Earth systems you can see from space—or from a hike
Physical geography studies land, air, water, ice, and life as a set of interacting systems. Your class will move between maps, diagrams, and a few equations (climate math, stream gradients) depending on level.
Plate tectonics (the unifying theory)
Rigid plates move on the asthenosphere; boundaries explain earthquakes, volcanoes, and mountain chains. Divergent boundaries build new crust; convergent ones destroy or uplift; transform boundaries slide sideways. Hot spots help explain island chains away from plate edges.
Rocks and the rock cycle
Igneous rocks crystallize from melt; sedimentary rocks form from compacted layers; metamorphic rocks recrystallize under heat/pressure.
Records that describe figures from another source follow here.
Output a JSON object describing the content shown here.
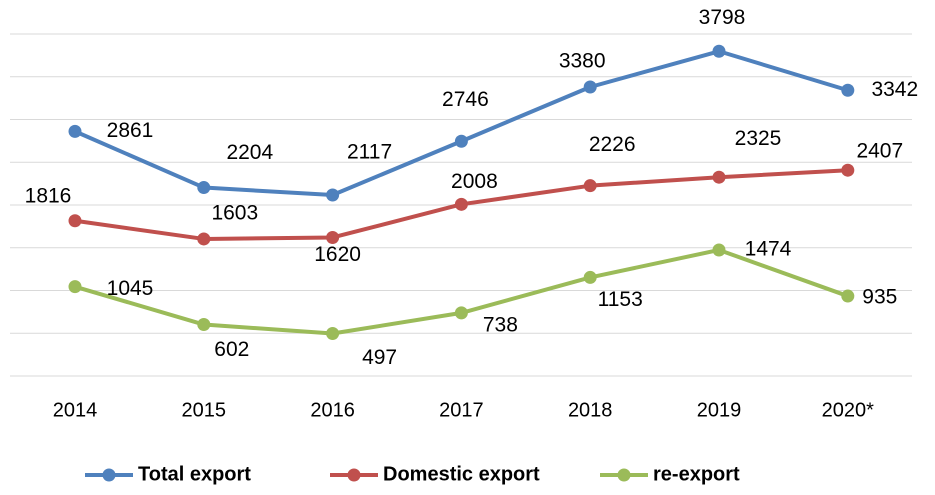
{
  "chart_data": {
    "type": "line",
    "categories": [
      "2014",
      "2015",
      "2016",
      "2017",
      "2018",
      "2019",
      "2020*"
    ],
    "series": [
      {
        "name": "Total export",
        "color": "#4f81bd",
        "values": [
          2861,
          2204,
          2117,
          2746,
          3380,
          3798,
          3342
        ]
      },
      {
        "name": "Domestic export",
        "color": "#c0504d",
        "values": [
          1816,
          1603,
          1620,
          2008,
          2226,
          2325,
          2407
        ]
      },
      {
        "name": "re-export",
        "color": "#9bbb59",
        "values": [
          1045,
          602,
          497,
          738,
          1153,
          1474,
          935
        ]
      }
    ],
    "ylim": [
      0,
      4000
    ],
    "yticks": [
      0,
      500,
      1000,
      1500,
      2000,
      2500,
      3000,
      3500,
      4000
    ],
    "grid": true,
    "legend": "bottom"
  }
}
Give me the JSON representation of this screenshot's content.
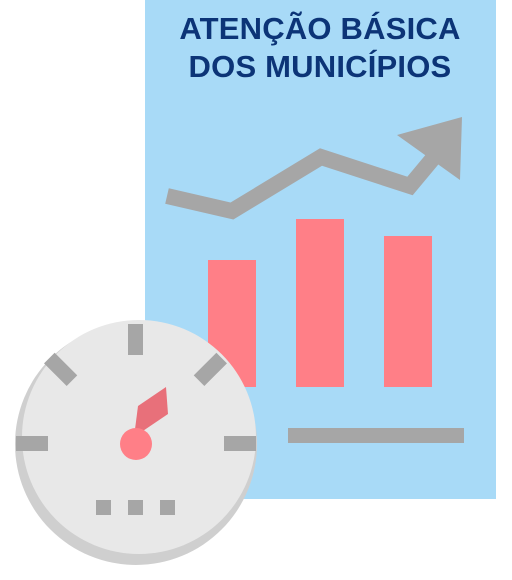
{
  "title": {
    "line1": "ATENÇÃO BÁSICA",
    "line2": "DOS MUNICÍPIOS"
  },
  "illustration": {
    "icons": [
      "report-chart-icon",
      "trend-arrow-icon",
      "speedometer-icon"
    ],
    "colors": {
      "panel": "#a8daf7",
      "title_text": "#0c3477",
      "bars": "#ff7f87",
      "trend_line": "#a6a6a6",
      "gauge_face": "#e8e8e8",
      "gauge_shadow": "#cfcfcf",
      "gauge_ticks": "#a6a6a6",
      "needle": "#e8707a",
      "needle_hub": "#ff7f87"
    }
  }
}
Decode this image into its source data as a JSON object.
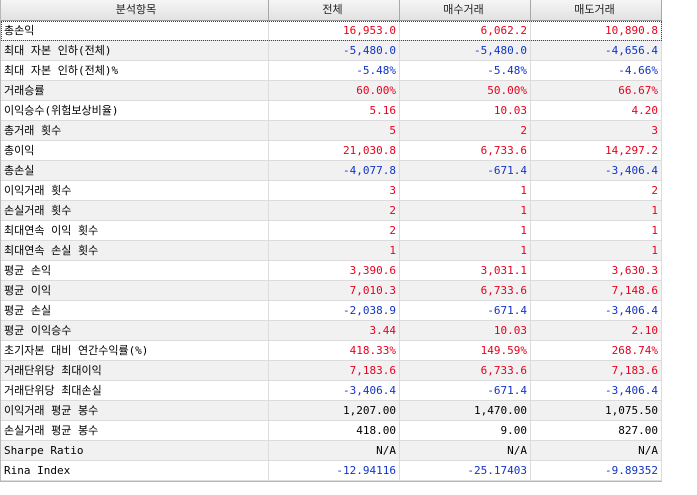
{
  "header": [
    "분석항목",
    "전체",
    "매수거래",
    "매도거래"
  ],
  "colors": {
    "positive": "#e8001c",
    "negative": "#1034c8",
    "neutral": "#000000"
  },
  "rows": [
    {
      "label": "총손익",
      "v": [
        "16,953.0",
        "6,062.2",
        "10,890.8"
      ],
      "tone": [
        "pos",
        "pos",
        "pos"
      ]
    },
    {
      "label": "최대 자본 인하(전체)",
      "v": [
        "-5,480.0",
        "-5,480.0",
        "-4,656.4"
      ],
      "tone": [
        "neg",
        "neg",
        "neg"
      ]
    },
    {
      "label": "최대 자본 인하(전체)%",
      "v": [
        "-5.48%",
        "-5.48%",
        "-4.66%"
      ],
      "tone": [
        "neg",
        "neg",
        "neg"
      ]
    },
    {
      "label": "거래승률",
      "v": [
        "60.00%",
        "50.00%",
        "66.67%"
      ],
      "tone": [
        "pos",
        "pos",
        "pos"
      ]
    },
    {
      "label": "이익승수(위험보상비율)",
      "v": [
        "5.16",
        "10.03",
        "4.20"
      ],
      "tone": [
        "pos",
        "pos",
        "pos"
      ]
    },
    {
      "label": "총거래 횟수",
      "v": [
        "5",
        "2",
        "3"
      ],
      "tone": [
        "pos",
        "pos",
        "pos"
      ]
    },
    {
      "label": "총이익",
      "v": [
        "21,030.8",
        "6,733.6",
        "14,297.2"
      ],
      "tone": [
        "pos",
        "pos",
        "pos"
      ]
    },
    {
      "label": "총손실",
      "v": [
        "-4,077.8",
        "-671.4",
        "-3,406.4"
      ],
      "tone": [
        "neg",
        "neg",
        "neg"
      ]
    },
    {
      "label": "이익거래 횟수",
      "v": [
        "3",
        "1",
        "2"
      ],
      "tone": [
        "pos",
        "pos",
        "pos"
      ]
    },
    {
      "label": "손실거래 횟수",
      "v": [
        "2",
        "1",
        "1"
      ],
      "tone": [
        "pos",
        "pos",
        "pos"
      ]
    },
    {
      "label": "최대연속 이익 횟수",
      "v": [
        "2",
        "1",
        "1"
      ],
      "tone": [
        "pos",
        "pos",
        "pos"
      ]
    },
    {
      "label": "최대연속 손실 횟수",
      "v": [
        "1",
        "1",
        "1"
      ],
      "tone": [
        "pos",
        "pos",
        "pos"
      ]
    },
    {
      "label": "평균 손익",
      "v": [
        "3,390.6",
        "3,031.1",
        "3,630.3"
      ],
      "tone": [
        "pos",
        "pos",
        "pos"
      ]
    },
    {
      "label": "평균 이익",
      "v": [
        "7,010.3",
        "6,733.6",
        "7,148.6"
      ],
      "tone": [
        "pos",
        "pos",
        "pos"
      ]
    },
    {
      "label": "평균 손실",
      "v": [
        "-2,038.9",
        "-671.4",
        "-3,406.4"
      ],
      "tone": [
        "neg",
        "neg",
        "neg"
      ]
    },
    {
      "label": "평균 이익승수",
      "v": [
        "3.44",
        "10.03",
        "2.10"
      ],
      "tone": [
        "pos",
        "pos",
        "pos"
      ]
    },
    {
      "label": "초기자본 대비 연간수익률(%)",
      "v": [
        "418.33%",
        "149.59%",
        "268.74%"
      ],
      "tone": [
        "pos",
        "pos",
        "pos"
      ]
    },
    {
      "label": "거래단위당 최대이익",
      "v": [
        "7,183.6",
        "6,733.6",
        "7,183.6"
      ],
      "tone": [
        "pos",
        "pos",
        "pos"
      ]
    },
    {
      "label": "거래단위당 최대손실",
      "v": [
        "-3,406.4",
        "-671.4",
        "-3,406.4"
      ],
      "tone": [
        "neg",
        "neg",
        "neg"
      ]
    },
    {
      "label": "이익거래 평균 봉수",
      "v": [
        "1,207.00",
        "1,470.00",
        "1,075.50"
      ],
      "tone": [
        "neu",
        "neu",
        "neu"
      ]
    },
    {
      "label": "손실거래 평균 봉수",
      "v": [
        "418.00",
        "9.00",
        "827.00"
      ],
      "tone": [
        "neu",
        "neu",
        "neu"
      ]
    },
    {
      "label": "Sharpe Ratio",
      "v": [
        "N/A",
        "N/A",
        "N/A"
      ],
      "tone": [
        "neu",
        "neu",
        "neu"
      ]
    },
    {
      "label": "Rina Index",
      "v": [
        "-12.94116",
        "-25.17403",
        "-9.89352"
      ],
      "tone": [
        "neg",
        "neg",
        "neg"
      ]
    }
  ]
}
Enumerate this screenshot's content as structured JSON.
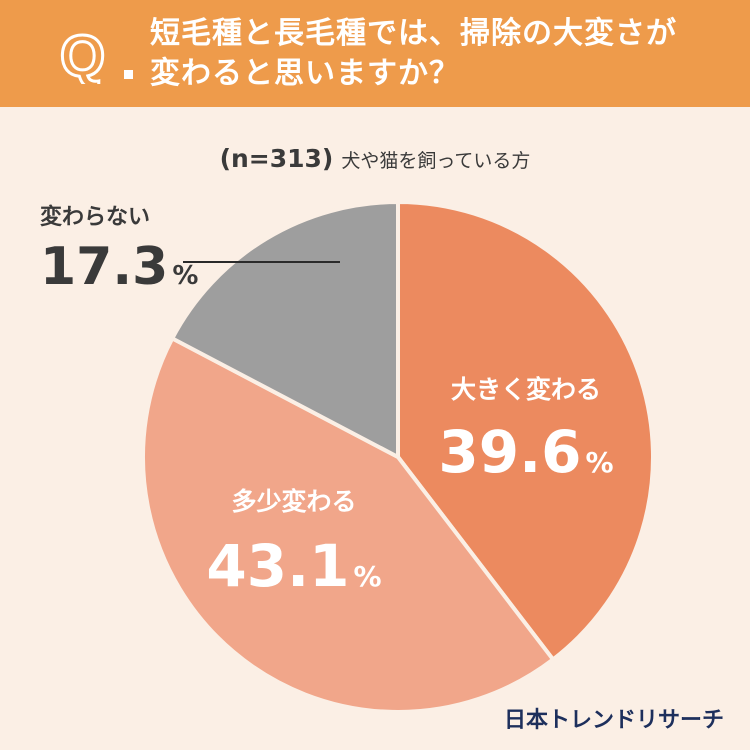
{
  "header": {
    "q_mark": "Q",
    "question_line1": "短毛種と長毛種では、掃除の大変さが",
    "question_line2": "変わると思いますか？"
  },
  "sample": {
    "n_label": "(n=313)",
    "population": "犬や猫を飼っている方"
  },
  "colors": {
    "header_bg": "#ee9b4b",
    "page_bg": "#fbefe5",
    "slice_1": "#ec8a5f",
    "slice_2": "#f1a68a",
    "slice_3": "#9e9e9e",
    "brand": "#1d2f5c"
  },
  "chart_data": {
    "type": "pie",
    "title": "短毛種と長毛種では、掃除の大変さが変わると思いますか？",
    "categories": [
      "大きく変わる",
      "多少変わる",
      "変わらない"
    ],
    "values": [
      39.6,
      43.1,
      17.3
    ],
    "unit": "%",
    "value_labels": [
      "39.6",
      "43.1",
      "17.3"
    ],
    "colors": [
      "#ec8a5f",
      "#f1a68a",
      "#9e9e9e"
    ],
    "start": "12 o'clock, clockwise"
  },
  "brand": {
    "name": "日本トレンドリサーチ"
  }
}
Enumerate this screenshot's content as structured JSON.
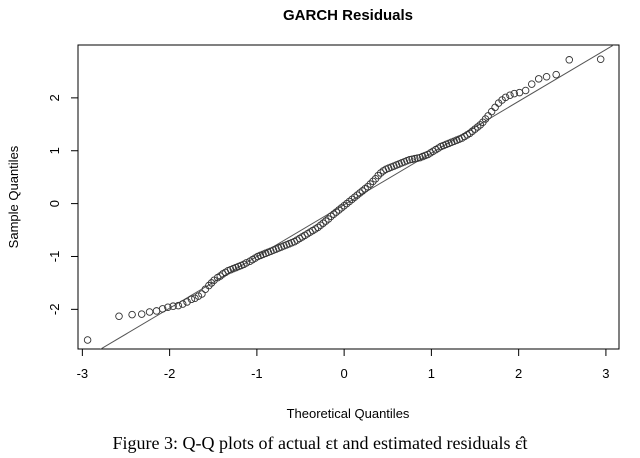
{
  "chart_data": {
    "type": "scatter",
    "title": "GARCH Residuals",
    "xlabel": "Theoretical Quantiles",
    "ylabel": "Sample Quantiles",
    "xlim": [
      -3.05,
      3.15
    ],
    "ylim": [
      -2.75,
      3.0
    ],
    "xticks": [
      -3,
      -2,
      -1,
      0,
      1,
      2,
      3
    ],
    "yticks": [
      -2,
      -1,
      0,
      1,
      2
    ],
    "grid": false,
    "reference_line": {
      "slope": 0.9783,
      "intercept": -0.0217
    },
    "points": [
      [
        -2.94,
        -2.58
      ],
      [
        -2.58,
        -2.13
      ],
      [
        -2.43,
        -2.1
      ],
      [
        -2.32,
        -2.09
      ],
      [
        -2.23,
        -2.05
      ],
      [
        -2.15,
        -2.03
      ],
      [
        -2.08,
        -1.99
      ],
      [
        -2.02,
        -1.96
      ],
      [
        -1.96,
        -1.94
      ],
      [
        -1.9,
        -1.93
      ],
      [
        -1.85,
        -1.9
      ],
      [
        -1.8,
        -1.86
      ],
      [
        -1.75,
        -1.81
      ],
      [
        -1.71,
        -1.79
      ],
      [
        -1.67,
        -1.75
      ],
      [
        -1.63,
        -1.71
      ],
      [
        -1.59,
        -1.62
      ],
      [
        -1.55,
        -1.55
      ],
      [
        -1.52,
        -1.5
      ],
      [
        -1.49,
        -1.45
      ],
      [
        -1.45,
        -1.4
      ],
      [
        -1.42,
        -1.37
      ],
      [
        -1.39,
        -1.33
      ],
      [
        -1.36,
        -1.3
      ],
      [
        -1.33,
        -1.27
      ],
      [
        -1.3,
        -1.25
      ],
      [
        -1.27,
        -1.23
      ],
      [
        -1.24,
        -1.21
      ],
      [
        -1.21,
        -1.19
      ],
      [
        -1.18,
        -1.17
      ],
      [
        -1.15,
        -1.15
      ],
      [
        -1.12,
        -1.12
      ],
      [
        -1.08,
        -1.09
      ],
      [
        -1.05,
        -1.06
      ],
      [
        -1.02,
        -1.03
      ],
      [
        -0.99,
        -1.0
      ],
      [
        -0.96,
        -0.98
      ],
      [
        -0.93,
        -0.96
      ],
      [
        -0.9,
        -0.94
      ],
      [
        -0.87,
        -0.92
      ],
      [
        -0.84,
        -0.9
      ],
      [
        -0.81,
        -0.88
      ],
      [
        -0.78,
        -0.86
      ],
      [
        -0.75,
        -0.84
      ],
      [
        -0.72,
        -0.82
      ],
      [
        -0.69,
        -0.8
      ],
      [
        -0.66,
        -0.78
      ],
      [
        -0.63,
        -0.76
      ],
      [
        -0.6,
        -0.74
      ],
      [
        -0.57,
        -0.72
      ],
      [
        -0.54,
        -0.69
      ],
      [
        -0.51,
        -0.66
      ],
      [
        -0.48,
        -0.63
      ],
      [
        -0.45,
        -0.6
      ],
      [
        -0.42,
        -0.57
      ],
      [
        -0.39,
        -0.54
      ],
      [
        -0.36,
        -0.51
      ],
      [
        -0.33,
        -0.48
      ],
      [
        -0.3,
        -0.45
      ],
      [
        -0.27,
        -0.41
      ],
      [
        -0.24,
        -0.37
      ],
      [
        -0.21,
        -0.33
      ],
      [
        -0.18,
        -0.29
      ],
      [
        -0.15,
        -0.24
      ],
      [
        -0.12,
        -0.2
      ],
      [
        -0.09,
        -0.16
      ],
      [
        -0.06,
        -0.12
      ],
      [
        -0.03,
        -0.08
      ],
      [
        0.0,
        -0.04
      ],
      [
        0.03,
        0.0
      ],
      [
        0.06,
        0.04
      ],
      [
        0.09,
        0.08
      ],
      [
        0.12,
        0.12
      ],
      [
        0.15,
        0.16
      ],
      [
        0.18,
        0.2
      ],
      [
        0.21,
        0.24
      ],
      [
        0.24,
        0.28
      ],
      [
        0.27,
        0.32
      ],
      [
        0.3,
        0.37
      ],
      [
        0.33,
        0.42
      ],
      [
        0.36,
        0.47
      ],
      [
        0.39,
        0.53
      ],
      [
        0.42,
        0.58
      ],
      [
        0.45,
        0.62
      ],
      [
        0.48,
        0.65
      ],
      [
        0.51,
        0.67
      ],
      [
        0.54,
        0.69
      ],
      [
        0.57,
        0.71
      ],
      [
        0.6,
        0.73
      ],
      [
        0.63,
        0.75
      ],
      [
        0.66,
        0.77
      ],
      [
        0.69,
        0.79
      ],
      [
        0.72,
        0.81
      ],
      [
        0.75,
        0.83
      ],
      [
        0.78,
        0.84
      ],
      [
        0.81,
        0.85
      ],
      [
        0.84,
        0.86
      ],
      [
        0.87,
        0.87
      ],
      [
        0.9,
        0.89
      ],
      [
        0.93,
        0.91
      ],
      [
        0.96,
        0.93
      ],
      [
        0.99,
        0.96
      ],
      [
        1.02,
        0.99
      ],
      [
        1.05,
        1.02
      ],
      [
        1.08,
        1.05
      ],
      [
        1.11,
        1.08
      ],
      [
        1.14,
        1.1
      ],
      [
        1.17,
        1.12
      ],
      [
        1.2,
        1.14
      ],
      [
        1.23,
        1.16
      ],
      [
        1.26,
        1.18
      ],
      [
        1.29,
        1.2
      ],
      [
        1.32,
        1.22
      ],
      [
        1.35,
        1.24
      ],
      [
        1.38,
        1.27
      ],
      [
        1.41,
        1.3
      ],
      [
        1.44,
        1.33
      ],
      [
        1.47,
        1.37
      ],
      [
        1.5,
        1.41
      ],
      [
        1.53,
        1.45
      ],
      [
        1.56,
        1.49
      ],
      [
        1.59,
        1.54
      ],
      [
        1.62,
        1.6
      ],
      [
        1.65,
        1.66
      ],
      [
        1.69,
        1.74
      ],
      [
        1.73,
        1.82
      ],
      [
        1.77,
        1.9
      ],
      [
        1.81,
        1.96
      ],
      [
        1.85,
        2.01
      ],
      [
        1.9,
        2.05
      ],
      [
        1.95,
        2.08
      ],
      [
        2.01,
        2.1
      ],
      [
        2.08,
        2.14
      ],
      [
        2.15,
        2.26
      ],
      [
        2.23,
        2.36
      ],
      [
        2.32,
        2.4
      ],
      [
        2.43,
        2.44
      ],
      [
        2.58,
        2.72
      ],
      [
        2.94,
        2.73
      ]
    ]
  },
  "caption": "Figure 3: Q-Q plots of actual εt and estimated residuals ε̂t"
}
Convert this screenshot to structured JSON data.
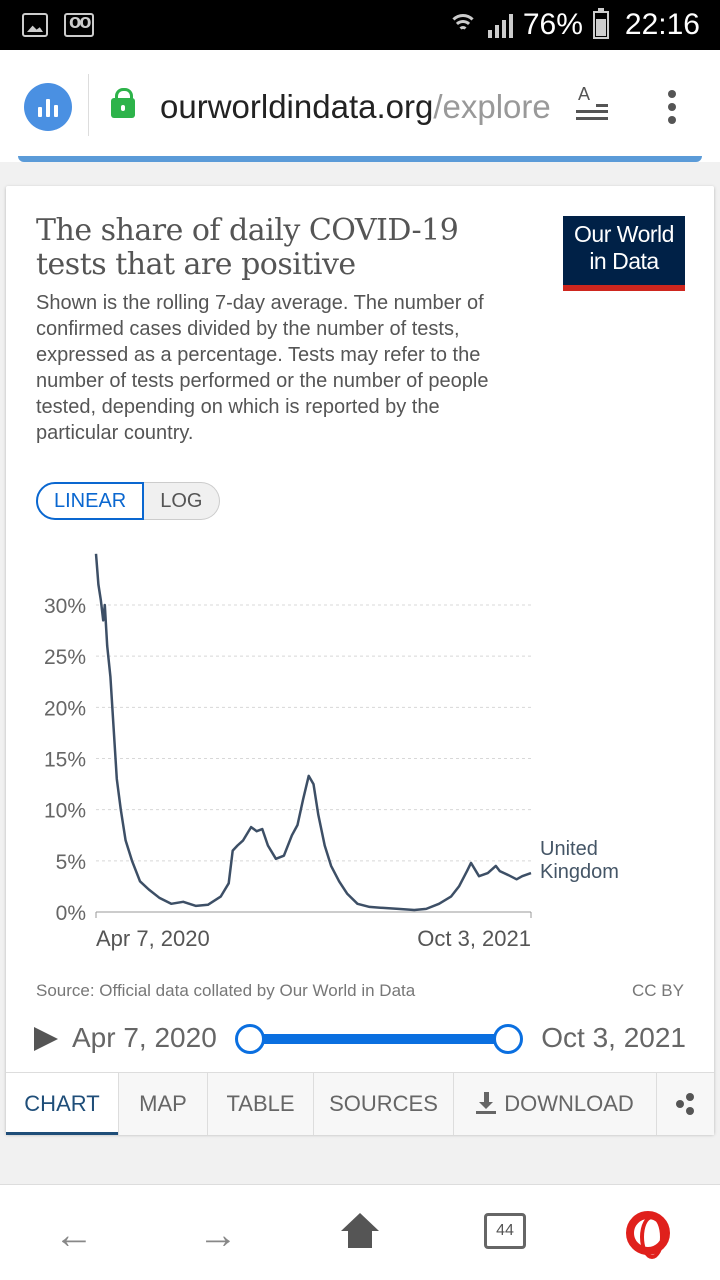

Identify samples using texture and grain size when your lab provides them—practice is louder than flashcards here.
Weather vs. climate
Weather is short-term; climate is long-term pattern. Air pressure, humidity, lifting mechanisms, and Coriolis deflection shape storms and prevailing winds. Read station models if your meteorology mini-unit uses them.
Water on Earth
The hydrologic cycle ties evaporation, condensation, precipitation, infiltration, and runoff. Watersheds (drainage basins) connect land use upstream to flood risk downstream. Groundwater terms: aquifer, recharge, cone of depression—define with your course’s exact diagrams.
Landforms and processes
Rivers cut, carry, and deposit sediment; glaciers carve U-shaped valleys; coasts balance erosion and deposition. Link process → landform → human hazard (floodplains, landslides, coastal erosion) when prompts ask for “so what?”
Quick review checklist
Run this on paper the night before an assessment—short answers, no peeking.
- Vocabulary: Five terms, defined in your own words.
- One strong example: Problem, diagram, quote+context, or map label your rubric would accept.
- Classic trap: What mistake shows up on every test—and what rule stops it?
- Connection: One sentence linking this topic to another unit from the same course.